Context: Cardiac diseases directly impact cardiac mechanics and lead to a decrease in the pumping performance. Standard imaging protocols include measurements on static and dynamics images in different views to examine both the myocardial wall and the cardiac chambers. For example, an echocardiographic examination [WHA-15] (the most routine imaging in cardiology) includes B-mode 2D sequences in parasternal long-axis, short-axis, and apical 2-3-4 chamber views, and Doppler sequences for hemodynamics, but are often complemented by finer acquisitions in 2D, 3D, or during stress to quantify more advanced aspects of the cardiac function [MOR-11]. Similar considerations apply to magnetic resonance acquisitions, which can include dynamic cine sequences and labeled (contoured) late-enhancement images for the visualization of myocardial damage, and less routine acquisitions for extracting wall motion such as tagging or dense imaging.
Figure: Example of descriptors of increasing complexity from a 2D echocardiographic protocol.
Objectives: We would like to better consider the amount of data collected in routine imaging protocols, which is currently under-exploited in computer-based methods, through statistical analysis and machine learning techniques that represent disease traits within a population. As the data descriptors are complex, high dimensional, and of heterogeneous types, this integration is challenging. We have developed a way to mix multiple descriptors at the same time within the framework of manifold learning, which has interesting statistical properties to compare subjects [SAN-17], but does not question at all the potential redundancy or increasing complexity of the input descriptors.
The proposed PhD therefore aims at designing a new methodology for the integration of high-dimensional imaging descriptors according to a given hierarchy, and taking care of its efficiency and robustness to handle large databases.

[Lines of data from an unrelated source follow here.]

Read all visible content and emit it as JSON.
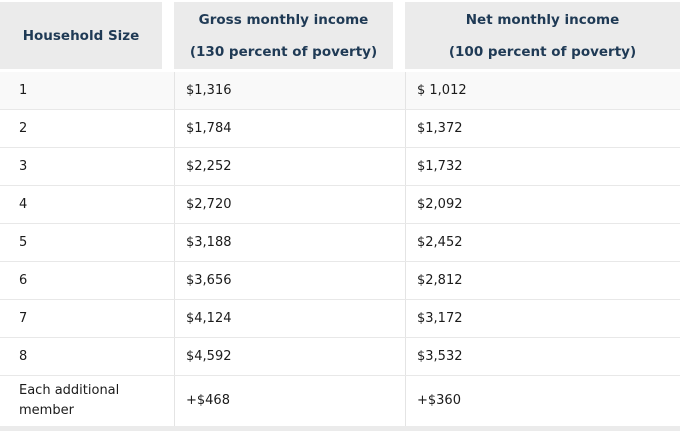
{
  "colors": {
    "header_bg": "#ebebeb",
    "header_text": "#1f3a55",
    "body_text": "#1b1b1b",
    "row_border": "#e8e8e8",
    "col_divider": "#e4e4e4",
    "row_highlight": "#f9f9f9",
    "page_bg": "#ffffff"
  },
  "table": {
    "columns": [
      {
        "label": "Household Size",
        "sublabel": ""
      },
      {
        "label": "Gross monthly income",
        "sublabel": "(130 percent of poverty)"
      },
      {
        "label": "Net monthly income",
        "sublabel": "(100 percent of poverty)"
      }
    ],
    "rows": [
      {
        "household_size": "1",
        "gross": "$1,316",
        "net": "$ 1,012",
        "highlight": true
      },
      {
        "household_size": "2",
        "gross": "$1,784",
        "net": "$1,372"
      },
      {
        "household_size": "3",
        "gross": "$2,252",
        "net": "$1,732"
      },
      {
        "household_size": "4",
        "gross": "$2,720",
        "net": "$2,092"
      },
      {
        "household_size": "5",
        "gross": "$3,188",
        "net": "$2,452"
      },
      {
        "household_size": "6",
        "gross": "$3,656",
        "net": "$2,812"
      },
      {
        "household_size": "7",
        "gross": "$4,124",
        "net": "$3,172"
      },
      {
        "household_size": "8",
        "gross": "$4,592",
        "net": "$3,532"
      },
      {
        "household_size": "Each additional member",
        "gross": "+$468",
        "net": "+$360",
        "tall": true
      }
    ]
  },
  "chart_data": {
    "type": "table",
    "title": "",
    "columns": [
      "Household Size",
      "Gross monthly income (130 percent of poverty)",
      "Net monthly income (100 percent of poverty)"
    ],
    "rows": [
      [
        "1",
        "$1,316",
        "$ 1,012"
      ],
      [
        "2",
        "$1,784",
        "$1,372"
      ],
      [
        "3",
        "$2,252",
        "$1,732"
      ],
      [
        "4",
        "$2,720",
        "$2,092"
      ],
      [
        "5",
        "$3,188",
        "$2,452"
      ],
      [
        "6",
        "$3,656",
        "$2,812"
      ],
      [
        "7",
        "$4,124",
        "$3,172"
      ],
      [
        "8",
        "$4,592",
        "$3,532"
      ],
      [
        "Each additional member",
        "+$468",
        "+$360"
      ]
    ]
  }
}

Applicative aspects will be of prime importance, to interact with clinicians around the input data, the data hierarchy, and the use of the data representation for better understanding cardiac diseases.
Profile: We look for a highly motivated candidate, with:
· MSc in data science and/or machine learning and/or applied mathematics
· Motivated by the clinical application
· Good programming skills (MATLAB, Python, or C/C++)
· Fluent in English (reading, writing, speaking)
· The PhD is part of the ANR JCJC project MIC-MAC (2019-2022, PI: N. Duchateau), which focuses on new strategies to model hierarchy between cardiac descriptors with machine learning.
· The PhD will take place at CREATIS Lyon, reference French lab in medical imaging, which consists of ~160 people grouped in 5 research teams. It will be supervised by N. Duchateau (Associate Professor) and P. Clarysse (Research Director) within the team “Modeling and Imaging of Vessels, Thorax and Brain”.
· Duration: 3 years, starting end 2019.
Contact: Send your CV, motivation letter, references, and grades to: email@example.com
[MOR-11] Mor-Avi V, Lang RM, Badano LP, et al. Current and evolving echocardiographic techniques for the quantitative evaluation of cardiac mechanics. Eur J Echocardiogr. 2011;12:167-205.
[SAN-17] Sanchez-Martinez S, Duchateau N, Erdei T, et al. Characterization of myocardial motion patterns by unsupervised multiple kernel learning. Med Image Anal. 2017;35:70-82.
[WHA-15] Wharton G, Steeds R, Allen J, et al. A minimum dataset for a standard adult transthoracic echocardiogram: a guideline protocol from the British Society of Echocardiography. Echo Res Pract. 2015;2:G9-24.